Columnas
El ratopín, o rata topo desnuda, es un roedor subterráneo africano que vive en Etiopía, Kenia y Somalia. Por su tamaño y su similitud con otros roedores no debería de vivir más de dos años, sin embargo, su esperanza de vida supera los cuarenta.
Esta longevidad excepcional ha llamado la atención de los científicos y el conocimiento de su biología podría ser clave, no sólo para retrasar el envejecimiento o mejorar la fertilidad en humanos, sino también para tratar enfermedades como el cáncer o los accidentes cerebrovasculares.
Además de ser el único mamífero de sangre fría, el ratopín es capaz de sobrevivir sin oxígeno durante mucho tiempo. Si el cerebro humano empieza a morir al cabo de un minuto por falta de oxígeno, este roedor puede sobrevivir hasta cinco horas sin aire. Así cuando el oxígeno se agota, sus células cerebrales dejan de quemar glucosa como fuente de energía y utilizan fructosa, a través de un proceso metabólico que hasta ahora parece que solo era utilizado por las plantas. Este descubrimiento podría ayudar a diseñar nuevas estrategias para restaurar lesiones asociadas a infartos cerebrales y enfermedades cardíacas.
Socialmente se comporta como las abejas y las hormigas.
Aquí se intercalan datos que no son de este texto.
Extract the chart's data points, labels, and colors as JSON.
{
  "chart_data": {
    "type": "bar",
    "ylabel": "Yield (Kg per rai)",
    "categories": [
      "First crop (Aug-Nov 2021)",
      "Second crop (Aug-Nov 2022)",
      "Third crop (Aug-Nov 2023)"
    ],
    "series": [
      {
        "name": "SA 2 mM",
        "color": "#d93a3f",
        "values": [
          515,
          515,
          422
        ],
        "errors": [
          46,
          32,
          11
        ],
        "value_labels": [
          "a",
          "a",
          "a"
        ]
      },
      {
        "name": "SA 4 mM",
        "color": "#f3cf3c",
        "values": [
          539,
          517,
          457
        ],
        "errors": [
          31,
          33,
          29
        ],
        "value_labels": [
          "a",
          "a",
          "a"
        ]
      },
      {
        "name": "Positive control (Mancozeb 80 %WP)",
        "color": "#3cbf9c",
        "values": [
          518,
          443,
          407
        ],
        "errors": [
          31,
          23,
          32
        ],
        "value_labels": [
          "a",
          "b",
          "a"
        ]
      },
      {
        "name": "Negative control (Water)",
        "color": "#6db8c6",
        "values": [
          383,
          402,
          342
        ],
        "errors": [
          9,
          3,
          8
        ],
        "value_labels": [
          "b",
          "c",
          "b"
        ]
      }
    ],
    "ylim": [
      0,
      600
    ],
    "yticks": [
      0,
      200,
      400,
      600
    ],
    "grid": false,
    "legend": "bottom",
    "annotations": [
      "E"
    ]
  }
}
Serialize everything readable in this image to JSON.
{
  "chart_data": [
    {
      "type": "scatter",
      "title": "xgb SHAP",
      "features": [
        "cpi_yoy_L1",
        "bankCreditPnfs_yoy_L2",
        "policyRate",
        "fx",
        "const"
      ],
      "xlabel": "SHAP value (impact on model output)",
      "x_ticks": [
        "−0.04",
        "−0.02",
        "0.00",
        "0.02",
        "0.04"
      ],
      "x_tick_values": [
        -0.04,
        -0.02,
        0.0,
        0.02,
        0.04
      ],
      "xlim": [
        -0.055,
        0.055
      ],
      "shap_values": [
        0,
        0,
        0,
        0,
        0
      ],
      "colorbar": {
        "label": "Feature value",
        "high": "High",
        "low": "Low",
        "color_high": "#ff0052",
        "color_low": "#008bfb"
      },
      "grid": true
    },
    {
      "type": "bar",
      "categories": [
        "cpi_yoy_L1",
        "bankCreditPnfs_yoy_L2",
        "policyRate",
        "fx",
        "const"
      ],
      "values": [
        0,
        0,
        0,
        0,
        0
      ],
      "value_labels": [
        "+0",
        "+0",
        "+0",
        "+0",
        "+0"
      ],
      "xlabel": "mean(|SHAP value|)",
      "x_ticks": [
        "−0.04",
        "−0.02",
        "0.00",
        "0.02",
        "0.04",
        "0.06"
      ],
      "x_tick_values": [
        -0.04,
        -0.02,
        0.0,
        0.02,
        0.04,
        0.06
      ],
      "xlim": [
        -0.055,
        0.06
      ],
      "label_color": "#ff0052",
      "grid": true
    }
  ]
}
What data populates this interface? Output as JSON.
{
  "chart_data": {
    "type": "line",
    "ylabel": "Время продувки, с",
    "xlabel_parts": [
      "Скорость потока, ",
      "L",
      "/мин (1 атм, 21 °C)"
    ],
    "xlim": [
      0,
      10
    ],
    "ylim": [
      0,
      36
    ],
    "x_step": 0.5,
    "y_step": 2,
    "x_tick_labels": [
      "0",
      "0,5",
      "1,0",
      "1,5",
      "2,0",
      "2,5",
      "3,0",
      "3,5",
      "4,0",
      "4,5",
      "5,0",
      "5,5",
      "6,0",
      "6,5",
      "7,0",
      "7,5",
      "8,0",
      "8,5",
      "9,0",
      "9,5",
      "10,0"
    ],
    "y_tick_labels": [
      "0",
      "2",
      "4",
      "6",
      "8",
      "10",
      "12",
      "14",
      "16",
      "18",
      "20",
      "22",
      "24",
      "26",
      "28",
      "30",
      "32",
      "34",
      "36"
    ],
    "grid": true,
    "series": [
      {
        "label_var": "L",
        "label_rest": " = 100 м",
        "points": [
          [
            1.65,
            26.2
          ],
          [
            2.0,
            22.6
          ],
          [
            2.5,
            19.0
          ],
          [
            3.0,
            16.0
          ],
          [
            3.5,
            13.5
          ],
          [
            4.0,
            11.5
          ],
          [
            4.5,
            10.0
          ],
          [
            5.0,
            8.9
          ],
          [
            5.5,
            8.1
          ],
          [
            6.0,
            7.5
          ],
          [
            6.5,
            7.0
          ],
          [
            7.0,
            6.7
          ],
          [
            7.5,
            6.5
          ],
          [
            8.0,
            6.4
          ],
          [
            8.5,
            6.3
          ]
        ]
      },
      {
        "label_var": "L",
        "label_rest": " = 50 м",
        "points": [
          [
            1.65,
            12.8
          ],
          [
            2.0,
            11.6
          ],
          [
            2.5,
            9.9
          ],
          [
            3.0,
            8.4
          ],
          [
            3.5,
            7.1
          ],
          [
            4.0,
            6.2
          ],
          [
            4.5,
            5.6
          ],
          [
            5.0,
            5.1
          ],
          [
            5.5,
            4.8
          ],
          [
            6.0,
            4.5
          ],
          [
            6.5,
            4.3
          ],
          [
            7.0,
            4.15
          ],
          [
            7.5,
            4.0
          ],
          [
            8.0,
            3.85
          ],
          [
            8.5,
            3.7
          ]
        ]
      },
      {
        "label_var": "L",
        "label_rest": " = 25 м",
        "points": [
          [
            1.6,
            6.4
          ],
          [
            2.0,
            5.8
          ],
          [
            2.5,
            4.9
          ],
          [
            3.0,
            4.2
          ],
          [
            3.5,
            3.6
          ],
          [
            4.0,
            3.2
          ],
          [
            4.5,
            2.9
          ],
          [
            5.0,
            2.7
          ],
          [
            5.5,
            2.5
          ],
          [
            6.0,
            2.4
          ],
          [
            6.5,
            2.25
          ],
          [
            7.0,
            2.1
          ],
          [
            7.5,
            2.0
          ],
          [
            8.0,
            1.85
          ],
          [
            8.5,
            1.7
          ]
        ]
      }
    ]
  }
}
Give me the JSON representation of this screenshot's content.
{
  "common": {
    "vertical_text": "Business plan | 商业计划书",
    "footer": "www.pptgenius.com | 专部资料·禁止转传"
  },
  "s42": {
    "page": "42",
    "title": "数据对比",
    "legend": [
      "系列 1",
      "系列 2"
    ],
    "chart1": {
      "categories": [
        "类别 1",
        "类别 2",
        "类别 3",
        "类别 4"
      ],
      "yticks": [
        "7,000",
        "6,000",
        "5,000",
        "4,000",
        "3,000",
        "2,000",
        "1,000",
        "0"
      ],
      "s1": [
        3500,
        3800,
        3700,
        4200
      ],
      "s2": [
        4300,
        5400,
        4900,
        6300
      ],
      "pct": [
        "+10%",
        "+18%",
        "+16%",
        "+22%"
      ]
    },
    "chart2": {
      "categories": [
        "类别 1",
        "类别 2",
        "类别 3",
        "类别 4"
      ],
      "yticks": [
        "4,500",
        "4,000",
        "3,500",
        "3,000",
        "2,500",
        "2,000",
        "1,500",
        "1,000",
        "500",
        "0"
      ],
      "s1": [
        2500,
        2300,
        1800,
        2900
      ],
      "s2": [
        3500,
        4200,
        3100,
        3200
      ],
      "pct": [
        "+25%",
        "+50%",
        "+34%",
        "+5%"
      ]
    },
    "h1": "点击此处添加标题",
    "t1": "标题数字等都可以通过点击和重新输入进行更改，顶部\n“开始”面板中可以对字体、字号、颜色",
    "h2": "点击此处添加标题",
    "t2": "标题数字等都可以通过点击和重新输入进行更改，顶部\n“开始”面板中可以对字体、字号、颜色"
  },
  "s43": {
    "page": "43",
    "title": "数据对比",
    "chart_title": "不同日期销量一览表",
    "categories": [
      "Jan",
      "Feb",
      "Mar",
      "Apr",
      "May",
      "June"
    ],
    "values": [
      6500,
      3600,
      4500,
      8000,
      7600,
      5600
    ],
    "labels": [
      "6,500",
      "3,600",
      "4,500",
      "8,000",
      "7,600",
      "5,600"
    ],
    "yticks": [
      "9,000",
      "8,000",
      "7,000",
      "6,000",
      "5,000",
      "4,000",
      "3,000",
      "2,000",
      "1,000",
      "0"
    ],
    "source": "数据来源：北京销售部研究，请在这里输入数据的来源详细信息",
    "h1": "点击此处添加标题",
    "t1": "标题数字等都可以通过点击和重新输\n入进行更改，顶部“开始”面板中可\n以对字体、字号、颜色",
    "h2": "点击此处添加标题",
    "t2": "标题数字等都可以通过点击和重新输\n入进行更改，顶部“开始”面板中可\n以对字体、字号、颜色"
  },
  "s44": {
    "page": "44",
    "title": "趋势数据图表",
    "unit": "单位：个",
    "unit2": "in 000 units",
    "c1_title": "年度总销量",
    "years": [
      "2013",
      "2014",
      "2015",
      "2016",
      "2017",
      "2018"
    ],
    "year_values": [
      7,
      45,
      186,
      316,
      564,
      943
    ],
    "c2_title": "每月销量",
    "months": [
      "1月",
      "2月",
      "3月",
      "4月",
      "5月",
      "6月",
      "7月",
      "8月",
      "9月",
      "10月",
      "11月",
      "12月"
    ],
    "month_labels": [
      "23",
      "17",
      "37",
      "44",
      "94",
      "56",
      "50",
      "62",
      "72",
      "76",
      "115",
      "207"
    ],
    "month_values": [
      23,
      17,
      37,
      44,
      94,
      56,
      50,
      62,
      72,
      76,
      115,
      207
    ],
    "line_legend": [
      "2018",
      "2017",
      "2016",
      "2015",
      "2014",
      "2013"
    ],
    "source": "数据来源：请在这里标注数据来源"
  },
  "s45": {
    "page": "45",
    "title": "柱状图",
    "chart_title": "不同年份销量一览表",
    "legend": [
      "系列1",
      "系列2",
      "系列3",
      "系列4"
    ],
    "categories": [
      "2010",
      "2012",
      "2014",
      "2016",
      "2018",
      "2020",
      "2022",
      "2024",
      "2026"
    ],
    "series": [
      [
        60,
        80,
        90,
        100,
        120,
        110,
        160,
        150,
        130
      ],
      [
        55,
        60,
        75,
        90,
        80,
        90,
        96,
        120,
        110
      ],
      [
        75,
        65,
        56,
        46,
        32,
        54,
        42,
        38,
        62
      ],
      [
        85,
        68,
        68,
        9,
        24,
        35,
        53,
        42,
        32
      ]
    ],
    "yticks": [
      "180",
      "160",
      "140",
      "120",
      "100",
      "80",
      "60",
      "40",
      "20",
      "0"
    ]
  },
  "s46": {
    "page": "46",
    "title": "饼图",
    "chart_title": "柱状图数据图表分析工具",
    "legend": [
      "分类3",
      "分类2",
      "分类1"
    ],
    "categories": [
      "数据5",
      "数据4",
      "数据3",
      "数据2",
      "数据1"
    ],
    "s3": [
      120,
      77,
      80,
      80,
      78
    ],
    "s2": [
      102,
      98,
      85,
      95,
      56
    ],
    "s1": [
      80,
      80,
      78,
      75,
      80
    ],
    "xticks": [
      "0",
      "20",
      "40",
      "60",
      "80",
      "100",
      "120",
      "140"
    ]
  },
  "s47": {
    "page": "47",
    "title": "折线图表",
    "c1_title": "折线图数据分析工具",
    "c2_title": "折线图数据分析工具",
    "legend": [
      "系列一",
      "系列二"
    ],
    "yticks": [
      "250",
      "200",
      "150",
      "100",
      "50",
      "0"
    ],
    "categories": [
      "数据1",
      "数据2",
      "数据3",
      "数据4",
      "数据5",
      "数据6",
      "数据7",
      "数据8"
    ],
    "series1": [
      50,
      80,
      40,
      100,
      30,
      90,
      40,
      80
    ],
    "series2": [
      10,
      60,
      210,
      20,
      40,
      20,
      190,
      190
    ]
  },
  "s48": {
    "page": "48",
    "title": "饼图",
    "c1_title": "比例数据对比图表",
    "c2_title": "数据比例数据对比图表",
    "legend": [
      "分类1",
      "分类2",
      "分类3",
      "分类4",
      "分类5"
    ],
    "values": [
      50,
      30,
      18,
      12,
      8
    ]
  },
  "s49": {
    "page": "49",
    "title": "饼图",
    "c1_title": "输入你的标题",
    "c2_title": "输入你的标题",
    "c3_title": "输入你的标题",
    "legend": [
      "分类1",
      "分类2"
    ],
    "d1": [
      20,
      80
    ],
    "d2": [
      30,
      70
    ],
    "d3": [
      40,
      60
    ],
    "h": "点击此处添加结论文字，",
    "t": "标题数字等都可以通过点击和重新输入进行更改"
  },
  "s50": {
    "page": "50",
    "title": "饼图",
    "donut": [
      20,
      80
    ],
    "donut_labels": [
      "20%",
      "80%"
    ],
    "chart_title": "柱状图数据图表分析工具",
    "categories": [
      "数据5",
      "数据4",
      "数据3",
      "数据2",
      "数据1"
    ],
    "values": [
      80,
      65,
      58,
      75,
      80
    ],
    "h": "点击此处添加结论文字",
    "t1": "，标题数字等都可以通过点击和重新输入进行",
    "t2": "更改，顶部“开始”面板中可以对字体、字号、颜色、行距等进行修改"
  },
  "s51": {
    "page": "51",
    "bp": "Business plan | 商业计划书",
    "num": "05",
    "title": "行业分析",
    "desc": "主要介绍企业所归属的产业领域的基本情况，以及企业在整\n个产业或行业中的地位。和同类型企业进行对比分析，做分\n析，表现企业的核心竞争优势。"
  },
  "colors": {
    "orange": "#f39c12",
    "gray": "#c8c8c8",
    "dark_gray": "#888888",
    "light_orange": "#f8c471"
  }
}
En la colonia viven de uno a tres machos que se reproducen con una reina y, si esta muere, será otra hembra la que asuma su rol para así dar continuidad a la colonia. Curiosamente, la hembra del ratopín pueden reproducirse durante toda su vida ya que no deja de producir óvulos. Conocer como estos animales son capaces de proteger la función ovárica podría ayudar a tratar la infertilidad en humanos.
Pero quizás, lo que más ha llamado la atención de este pequeño roedor es que no muera por envejecimiento y que sea completamente resistente a cualquier tipo de cáncer. Esto no significa que sea inmortal, la depredación y las enfermedades infecciosas son sus principales causas de muerte. Desentrañar los misterios del ratopín podría generar grandes avances en el tratamiento del Alzheimer o del cáncer.
Da la sensación de que, habitando en el subsuelo africano, el ratopín ha encontrado la Cueva de las Maravillas, donde dice la leyenda que Aladino encontró la lampara mágica, y que el genio le concedió tres de los deseos más codiciados por los humanos: no envejecer, no padecer infartos o cáncer y mantener una actividad sexual constante durante toda nuestra existencia. Si como humanos pudiéramos pedirle algo a la evolución, diríamos como José Mota ¡no te pido que me mejores lo del ratopín, sólo iguálamelo!